A problem with Nullable types and Generics in C# 8

T? can only be used when the type parameter is known to be of a reference type or of a value type. Otherwise, we don't know whether to see it as a System.Nullable<T> or as a nullable reference type T.

Instead you can express this scenario in C# 8 by using the [MaybeNull] attribute.

#nullable enable
using System.Diagnostics.CodeAnalysis;

public class C
{
    [return: MaybeNull]
    public T GetDefault<T>()
    {
        return default!; // ! just removes warning
    }
}

This attribute is only included in .NET Core 3.0+, but it is possible to declare and use the attribute internal to your project (although this is not officially supported, there's no reason to assume the behavior will break down the line).

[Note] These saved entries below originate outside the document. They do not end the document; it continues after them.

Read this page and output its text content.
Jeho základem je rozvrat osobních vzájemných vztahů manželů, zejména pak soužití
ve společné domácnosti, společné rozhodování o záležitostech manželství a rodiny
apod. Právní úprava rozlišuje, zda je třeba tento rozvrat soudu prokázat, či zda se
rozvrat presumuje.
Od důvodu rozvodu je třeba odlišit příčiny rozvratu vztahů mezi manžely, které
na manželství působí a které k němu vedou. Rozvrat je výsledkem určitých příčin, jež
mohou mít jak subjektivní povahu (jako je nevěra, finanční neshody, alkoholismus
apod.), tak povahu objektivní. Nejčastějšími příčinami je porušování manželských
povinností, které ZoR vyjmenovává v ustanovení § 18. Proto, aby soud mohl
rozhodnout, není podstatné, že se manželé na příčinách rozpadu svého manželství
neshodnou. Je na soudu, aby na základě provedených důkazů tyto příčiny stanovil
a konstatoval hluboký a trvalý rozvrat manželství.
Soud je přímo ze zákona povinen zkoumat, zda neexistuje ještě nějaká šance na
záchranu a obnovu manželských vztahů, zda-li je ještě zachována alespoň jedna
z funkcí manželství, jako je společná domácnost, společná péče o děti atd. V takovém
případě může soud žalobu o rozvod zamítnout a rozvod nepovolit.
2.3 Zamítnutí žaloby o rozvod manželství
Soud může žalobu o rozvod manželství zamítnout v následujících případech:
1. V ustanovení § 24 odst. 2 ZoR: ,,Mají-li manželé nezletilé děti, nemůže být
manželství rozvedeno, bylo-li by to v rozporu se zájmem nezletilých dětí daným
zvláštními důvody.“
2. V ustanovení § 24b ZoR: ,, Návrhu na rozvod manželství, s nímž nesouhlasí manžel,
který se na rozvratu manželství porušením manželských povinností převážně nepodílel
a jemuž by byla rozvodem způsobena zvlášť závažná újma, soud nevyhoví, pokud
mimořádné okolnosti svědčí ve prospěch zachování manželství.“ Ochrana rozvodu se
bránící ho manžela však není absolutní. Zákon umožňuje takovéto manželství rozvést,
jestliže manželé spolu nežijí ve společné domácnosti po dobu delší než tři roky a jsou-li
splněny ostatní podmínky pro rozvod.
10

To do so, you can just add a namespace+class declaration to your code similar to the following:

namespace System.Diagnostics.CodeAnalysis
{
    /// <summary>Specifies that an output may be null even if the corresponding type disallows it.</summary>
    [AttributeUsage(AttributeTargets.Field | AttributeTargets.Parameter | AttributeTargets.Property | AttributeTargets.ReturnValue, Inherited = false)]
    internal sealed class MaybeNullAttribute : Attribute { }
}

Explanation of the problem

The problem in your first code sample occurs because compiler differently handles nullable value types and nullable reference types:

  • Nullable value type T? is represented by type Nullable<T>.
  • Nullable reference type T? is the same type T but with a compiler-generated attribute annotating it.

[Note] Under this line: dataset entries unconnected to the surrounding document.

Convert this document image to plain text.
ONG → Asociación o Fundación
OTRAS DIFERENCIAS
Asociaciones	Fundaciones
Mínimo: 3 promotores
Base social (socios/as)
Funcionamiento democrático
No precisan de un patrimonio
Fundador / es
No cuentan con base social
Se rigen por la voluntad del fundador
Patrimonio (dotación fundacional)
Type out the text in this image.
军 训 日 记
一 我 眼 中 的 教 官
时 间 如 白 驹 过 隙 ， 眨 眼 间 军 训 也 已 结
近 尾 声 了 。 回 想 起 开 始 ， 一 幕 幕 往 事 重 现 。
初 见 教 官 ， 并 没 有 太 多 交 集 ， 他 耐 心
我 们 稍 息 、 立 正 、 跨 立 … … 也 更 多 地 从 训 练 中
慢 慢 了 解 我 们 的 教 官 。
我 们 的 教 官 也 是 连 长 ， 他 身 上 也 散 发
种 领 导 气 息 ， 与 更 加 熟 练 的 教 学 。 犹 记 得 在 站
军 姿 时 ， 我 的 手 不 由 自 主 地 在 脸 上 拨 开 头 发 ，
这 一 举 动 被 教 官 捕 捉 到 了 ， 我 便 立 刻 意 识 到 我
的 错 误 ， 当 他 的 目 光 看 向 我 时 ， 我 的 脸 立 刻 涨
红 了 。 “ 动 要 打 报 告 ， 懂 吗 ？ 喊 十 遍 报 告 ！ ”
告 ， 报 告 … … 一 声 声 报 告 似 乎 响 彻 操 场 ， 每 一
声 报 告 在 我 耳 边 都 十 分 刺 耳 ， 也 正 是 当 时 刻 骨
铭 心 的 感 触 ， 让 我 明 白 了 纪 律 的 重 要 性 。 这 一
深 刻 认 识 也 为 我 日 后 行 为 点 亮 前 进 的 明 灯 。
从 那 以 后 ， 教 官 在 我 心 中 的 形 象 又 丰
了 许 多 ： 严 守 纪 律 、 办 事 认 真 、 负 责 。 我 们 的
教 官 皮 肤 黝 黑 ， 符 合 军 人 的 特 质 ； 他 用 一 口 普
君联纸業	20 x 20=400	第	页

Compiler cannot generate code to cover this both cases at the same time, therefore a compilation error occurs. And this error forces us to specify class or struct constraint. This behavior is also stated in the C# specification:

For a type parameter T, T? is only allowed if T is known to be a value type or known to be a reference type.

A good explanation of this problem can be found in this article: Try out Nullable Reference Types. Scroll to the paragraph "The issue with T?".


A workaround to fix the problem

The next workaround can be used if you don't want to create two methods with different names and suppress warnings:

// An overload that will be used by reference types.
public T? GetDefault<T>(T? t = default) where T : class
{
    return default;
}

// An overload that will be used by value types.
public T? GetDefault<T>(T? t = default) where T : struct
{
    return default;
}

Here we added an argument t to the methods GetDefault to make compiler being able to differ these two methods. Now we can use methods GetDefault and compiler will define which overload to use. The drawback of this approach is that GetDefault methods have unusable argument t.


It seems the best solution to this problem will only be in C# 9 as T??

Links:
1. https://github.com/dotnet/csharplang/issues/3471#issuecomment-631722668
2. https://github.com/dotnet/csharplang/issues/3297

At the moment, a working solution was provided by Rikki Gibson. It implies additional code, but it works as it should.